I want to get a new table that will contain only rows for which the values in the columns V1, V3, V4, V13 appear twice in the table in correlation with each other (these repetitions)
Works in Microsoft SQL Server Management Studio.
I've tried something like this
SELECT
V1, V3, V4, V13
FROM
table
GROUP BY
V1, V3, V4, V13
HAVING
(COUNT (*) = 2)
CodePudding user response:
You can do it by first counting how many values you have for each "V1", "V3", "V4", "V13" fields with the COUNT
window function. Then join back with your original table, though keeping those rows which have count bigger than 1.
WITH cte AS (
SELECT <your_table_identifier_field(s)>,
COUNT(*) OVER(PARTITION BY V1, V3, V4, V13) as cnt
FROM table
)
SELECT *
FROM tab
INNER JOIN cte
ON tab.<your_table_identifier_field(s)> = cte.<your_table_identifier_field(s)>
AND cte.cnt > 1
EDIT: What if there's no specific row identifier?
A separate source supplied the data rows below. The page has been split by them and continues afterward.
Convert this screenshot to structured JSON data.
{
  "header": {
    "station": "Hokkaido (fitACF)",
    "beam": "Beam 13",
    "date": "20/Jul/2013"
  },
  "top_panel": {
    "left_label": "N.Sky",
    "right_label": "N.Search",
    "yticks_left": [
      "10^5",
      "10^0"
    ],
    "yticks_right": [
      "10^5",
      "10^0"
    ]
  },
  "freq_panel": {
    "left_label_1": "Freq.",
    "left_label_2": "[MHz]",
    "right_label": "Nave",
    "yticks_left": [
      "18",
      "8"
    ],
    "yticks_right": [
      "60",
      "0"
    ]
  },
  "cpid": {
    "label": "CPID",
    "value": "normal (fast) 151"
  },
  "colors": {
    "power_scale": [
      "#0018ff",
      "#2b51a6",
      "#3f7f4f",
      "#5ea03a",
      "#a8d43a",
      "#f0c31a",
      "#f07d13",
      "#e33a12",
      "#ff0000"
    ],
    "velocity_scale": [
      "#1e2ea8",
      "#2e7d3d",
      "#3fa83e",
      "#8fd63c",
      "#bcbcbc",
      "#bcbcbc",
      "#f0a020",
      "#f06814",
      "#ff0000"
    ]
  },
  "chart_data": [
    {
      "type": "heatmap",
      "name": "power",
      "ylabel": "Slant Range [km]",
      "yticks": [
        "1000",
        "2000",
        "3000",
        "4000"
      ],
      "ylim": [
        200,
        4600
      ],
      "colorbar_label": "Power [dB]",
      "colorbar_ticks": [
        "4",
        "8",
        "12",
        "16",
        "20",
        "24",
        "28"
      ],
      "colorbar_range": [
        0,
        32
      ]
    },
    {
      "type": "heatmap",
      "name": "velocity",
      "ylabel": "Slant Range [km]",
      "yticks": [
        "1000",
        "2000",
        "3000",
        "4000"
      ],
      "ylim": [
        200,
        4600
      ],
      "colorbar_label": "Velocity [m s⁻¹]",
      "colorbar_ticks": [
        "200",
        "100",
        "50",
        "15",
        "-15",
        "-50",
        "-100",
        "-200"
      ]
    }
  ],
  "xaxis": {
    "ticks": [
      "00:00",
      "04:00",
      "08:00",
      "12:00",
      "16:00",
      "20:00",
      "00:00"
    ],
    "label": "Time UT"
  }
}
You're forced to match all column values then.
WITH cte AS (
SELECT *,
COUNT(*) OVER(PARTITION BY V1, V3, V4, V13) as cnt
FROM table
)
SELECT *
FROM tab
INNER JOIN cte
ON tab.<field1> = cte.<field1>
AND tab.<field2> = cte.<field2>
AND ...
AND cte.cnt > 1
CodePudding user response:
Why over-complicate things? Just take your original query, put it in a CTE and then join the CTE to the original table.
with cte as (
SELECT V1, V3, V4, V13 FROM dbo.table
GROUP BY V1, V3, V4, V13
HAVING COUNT (*) > 1
)
select t1.*
from dbo.table as t1
inner join cte on t1.V1 = cte.V1 and t1.V2 = cte.V2 ...
order by ...
;
I've made some changes to incorporate best practices. Added the schema name (assumed dbo) to your table name, statement terminator, ORDER BY clause (because it usually matters). I changed the HAVING clause since you asked for duplicates which means the count is > 1. Using count = 2 means you are limiting the result to those rows where there are exactly two duplicates. That is a very unusual requirement but change it if needed. Normally I would not use "*" as the column list as it is generally far better to explicitly include the columns you need. I leave that to you as well.
Finally, consider changing your schema to prevent duplicates. That will avoid a lot of future work.